Floyd stopped breathing, according to Dr. Tobin, at 20.24.16seconds. From then it would take, he said, only 25 seconds for every ounce of oxygen to be gone from his body.
‘The knee remained on the neck for another three minutes two seconds after every ounce of oxygen had left the body,’ Dr. Tobin said, adding the knee stayed on Floyd’s neck for an additional 2.44 minutes after officers found he had no pulse.
Tobin also explained that just because Floyd was talking and shown moving on video, it doesn’t mean he was breathing adequately. He said a person can continue to speak until the airway narrows to 15% – but once it gets below that, it´s dangerous. ‘At the point where you can’t speak… you are in deep trouble,’ he said.
Officers are heard on video telling Floyd that if he can talk, he can breathe.

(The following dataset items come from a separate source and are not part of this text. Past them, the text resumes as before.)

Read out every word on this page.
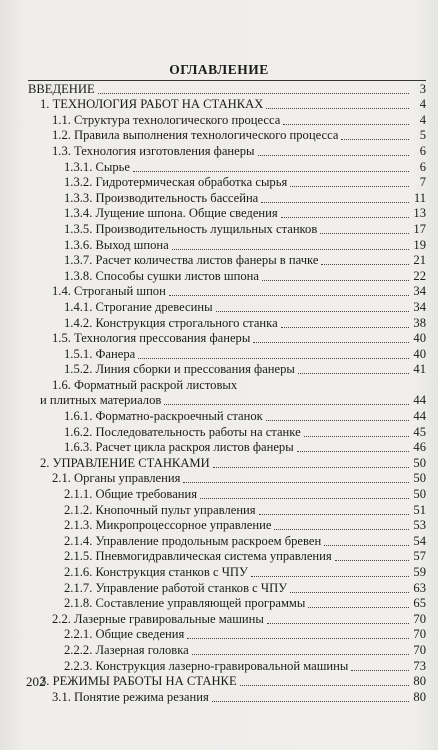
ОГЛАВЛЕНИЕ
ВВЕДЕНИЕ	3
1. ТЕХНОЛОГИЯ РАБОТ НА СТАНКАХ	4
1.1. Структура технологического процесса	4
1.2. Правила выполнения технологического процесса	5
1.3. Технология изготовления фанеры	6
1.3.1. Сырье	6
1.3.2. Гидротермическая обработка сырья	7
1.3.3. Производительность бассейна	11
1.3.4. Лущение шпона. Общие сведения	13
1.3.5. Производительность лущильных станков	17
1.3.6. Выход шпона	19
1.3.7. Расчет количества листов фанеры в пачке	21
1.3.8. Способы сушки листов шпона	22
1.4. Строганый шпон	34
1.4.1. Строгание древесины	34
1.4.2. Конструкция строгального станка	38
1.5. Технология прессования фанеры	40
1.5.1. Фанера	40
1.5.2. Линия сборки и прессования фанеры	41
1.6. Форматный раскрой листовых
и плитных материалов	44
1.6.1. Форматно-раскроечный станок	44
1.6.2. Последовательность работы на станке	45
1.6.3. Расчет цикла раскроя листов фанеры	46
2. УПРАВЛЕНИЕ СТАНКАМИ	50
2.1. Органы управления	50
2.1.1. Общие требования	50
2.1.2. Кнопочный пульт управления	51
2.1.3. Микропроцессорное управление	53
2.1.4. Управление продольным раскроем бревен	54
2.1.5. Пневмогидравлическая система управления	57
2.1.6. Конструкция станков с ЧПУ	59
2.1.7. Управление работой станков с ЧПУ	63
2.1.8. Составление управляющей программы	65
2.2. Лазерные гравировальные машины	70
2.2.1. Общие сведения	70
2.2.2. Лазерная головка	70
2.2.3. Конструкция лазерно-гравировальной машины	73
3. РЕЖИМЫ РАБОТЫ НА СТАНКЕ	80
3.1. Понятие режима резания	80
202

He said it appeared that Floyd was getting enough oxygen for about the first five minutes to keep his brain alive because he was still speaking. But Tobin said that where Chauvin had his knee after the five-minute mark would not make much of a difference, because at that point Floyd had already experienced brain damage.
Chauvin, 45, is charged with murder and manslaughter after being accused of pinning his knee on Floyd’s neck for nine minutes and 29 seconds in May last year
Chauvin’s defense attorney Eric Nelson has previously made much of what he describes as ‘camera perspective bias’, using the notion to suggest that Chauvin’s knee was not on Floyd’s neck all, if any, of the time.
Dr. Tobin, however, said that by his calculations Chauvin’s left knee was ‘virtually on his neck for the vast majority of the time.’
‘It’s more than 90 percent of the time,’ he said.
As for his right knee, Dr. Tobin said that it was on Floyd’s back for 57 percent of the time – the time when he could get a clear view.
‘At other times it was placed on his arm and then rammed into Mr. Floyd’s left chest so really if you’re making a distinction on whether his knee is on the chest per se or on the left arm and rammed into the chest, from the point of view of breathing the effects are very similar.’
At certain points as Floyd struggled to breathe Chauvin was exerting 91.5lbs of pressure directly down on his neck, Dr. Tobin told the court.
He made that calculation based on it being half of Chauvin’s bodyweight and half of his gear weight and said that, at certain points, all of this was brought to bear on Floyd as the toes of his left foot were off the ground and therefore bearing no weight.
When Chauvin’s foot was on the ground he calculated the pressure as 86.9lbs as some of the shank weight was supported by the toes at that point. Of the different pressures placed on Floyd’s neck, back and chest he said: ‘It’s complex but all coming to the same point.’